Lo Spezia e la forza delle idee

La vera notizia arrivata al termine di Spezia-Milan 2-0 è che la grande serata degli uomini di Italiano non è una notizia. Piuttosto sono state l’inconsistenza e l’arrendevolezza dei rossoneri a determinare l’andamento – a senso unico – della partita e quindi anche il risultato finale. Sì, perché lo Spezia è questo, è un gruppo che crede ciecamente nella forza del gioco, nella forza delle idee come propellente perché la squadra possa funzionare; è un collettivo che ragiona e si muove e reagisce all’unisono, senza smarrire mai le proprie certezze e le proprie convinzioni. L’allenatore può anche cambiare uomini e schieramento, per esempio contro il Milan ha inserito Agudelo nel ruolo di attaccante di movimento, ma la sostanza non si altera: lo Spezia pressa in avanti per recuperare il pallone e poi cerca sempre di costruire azioni lineari, mai improvvisate, ambiziose, alternando la costruzione dal basso con uno sviluppo più diretto, più verticale. In virtù di tutto questo, i risultati delle partite giocate bene dallo Spezia – che poi sono la maggioranza – si determinano attraverso due parametri che devono anche fondersi tra loro: la qualità assoluta e la qualità delle prestazioni.
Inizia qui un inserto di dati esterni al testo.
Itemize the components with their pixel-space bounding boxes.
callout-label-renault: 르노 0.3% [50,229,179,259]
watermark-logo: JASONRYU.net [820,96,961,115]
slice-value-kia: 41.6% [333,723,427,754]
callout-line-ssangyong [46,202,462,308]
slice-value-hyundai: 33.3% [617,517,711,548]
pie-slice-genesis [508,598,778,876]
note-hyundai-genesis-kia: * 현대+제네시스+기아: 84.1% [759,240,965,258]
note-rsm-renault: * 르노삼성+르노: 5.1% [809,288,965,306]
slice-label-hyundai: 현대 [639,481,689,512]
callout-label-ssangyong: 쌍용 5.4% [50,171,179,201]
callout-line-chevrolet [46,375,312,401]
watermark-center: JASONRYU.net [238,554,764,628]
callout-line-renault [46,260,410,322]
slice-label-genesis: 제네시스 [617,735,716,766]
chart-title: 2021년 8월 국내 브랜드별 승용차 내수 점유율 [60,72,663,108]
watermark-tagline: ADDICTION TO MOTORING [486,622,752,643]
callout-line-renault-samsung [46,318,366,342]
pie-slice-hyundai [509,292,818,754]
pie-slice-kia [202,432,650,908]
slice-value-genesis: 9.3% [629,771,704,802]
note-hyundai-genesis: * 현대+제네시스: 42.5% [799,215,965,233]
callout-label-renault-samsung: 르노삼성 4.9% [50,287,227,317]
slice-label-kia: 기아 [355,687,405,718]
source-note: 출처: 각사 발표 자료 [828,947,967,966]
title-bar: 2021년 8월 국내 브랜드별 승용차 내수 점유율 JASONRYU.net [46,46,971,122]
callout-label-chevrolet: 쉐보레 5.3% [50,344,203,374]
Proviamo a spiegarci: la squadra di Italiano non ha un organico di prima levatura, e allora può essere sconfitta quando gli avversari sono più forti, quando hanno maggiore esperienza; la gara contro il Milan – così come quelle contro il Napoli, l’Atalanta e la Sampdoria in campionato – ha però dimostrato come una squadra teoricamente più forte debba anche essere veramente in palla per non subire il gioco dello Spezia, per non rischiare di essere dominata, perché il gap tecnico non venga colmato grazie alla forza del gioco, alla forza delle idee. È così che Italiano ha costruito la promozione dell’anno scorso, è così che sta provando a ottenere una salvezza che sarebbe storica, è così che lo Spezia sta costruendo giocatori di alto livello anche in Serie A: contro il Milan hanno brillato Bastoni, Maggiore, Agudelo e Saponara, altre volte è toccato a Pobega, Nzola, Estévez, Gyasi. Sono tutti successi correlati tra loro, tenuti insieme dal lavoro incredibile dell’allenatore e della società, raggiunti senza rinunciare mai alla propria identità, tattica e progettuale.